Today there are two groups of these ponies, the maryland herd and the virginia herd. The maryland herd consists of approximately 140 head and is overseen by the maryland park service. The virginia herd consists of approximately 130 head and are overseen by the islands volunteer fire department. Both herds share the same island, which is Assateague Island, Virginia.
The free roaming ponies have been living on the island for hundreds of years. Due to their poor diet and harsh environment the animals only grow to pony size. Most all coat colors and patterns can be found, with pinto being the most popular and the most prevalent.
Their diet consist of coarse saltmarsh cordgrass and American beachgrass. The high concentration of salt in their diets causes the horses to drink twice as much fresh water as domestic horses causing the ponies to have bloated appearance.
Every year in July a Pony Penning is held. The herds are rounded up, and on Wednesday of Pony Penning week the ponies swim from Assateague to Chincoteague.

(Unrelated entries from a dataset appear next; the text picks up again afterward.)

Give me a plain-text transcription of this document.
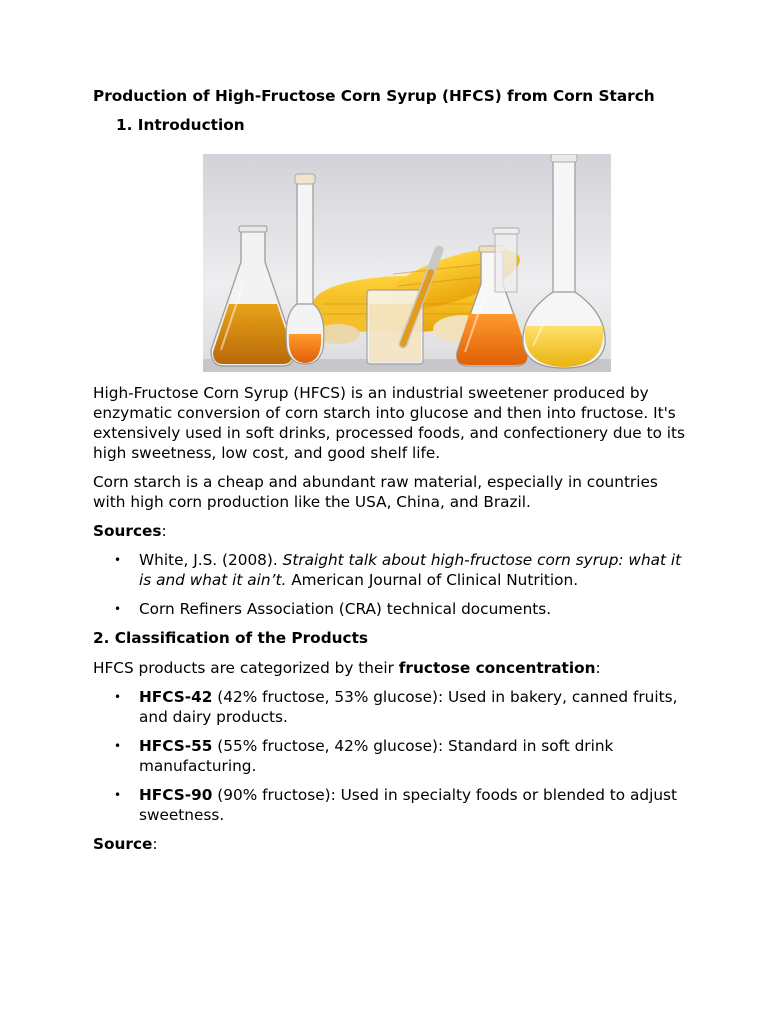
Production of High-Fructose Corn Syrup (HFCS) from Corn Starch
1. Introduction

High-Fructose Corn Syrup (HFCS) is an industrial sweetener produced by enzymatic conversion of corn starch into glucose and then into fructose. It's extensively used in soft drinks, processed foods, and confectionery due to its high sweetness, low cost, and good shelf life.

Corn starch is a cheap and abundant raw material, especially in countries with high corn production like the USA, China, and Brazil.

Sources:
• White, J.S. (2008). Straight talk about high-fructose corn syrup: what it is and what it ain’t. American Journal of Clinical Nutrition.
• Corn Refiners Association (CRA) technical documents.
2. Classification of the Products

HFCS products are categorized by their fructose concentration:

• HFCS-42 (42% fructose, 53% glucose): Used in bakery, canned fruits, and dairy products.
• HFCS-55 (55% fructose, 42% glucose): Standard in soft drink manufacturing.
• HFCS-90 (90% fructose): Used in specialty foods or blended to adjust sweetness.
Source:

The ponies are held in a pen at the carnival grounds until they are allowed to swim back on Friday morning. The day before an auction of most of the foals is held with a few kept as future breeding stock. The proceeds of the auction are used to care for the feral ponies and finance the local fire department. This pony penning began in 1927 after the town burned down due to not having a fire department so the pony auction was instituted to help finance one. The whole process of the Pony Round-Up, auction and return swim takes three days. A second roundup is held in the fall for a vet check.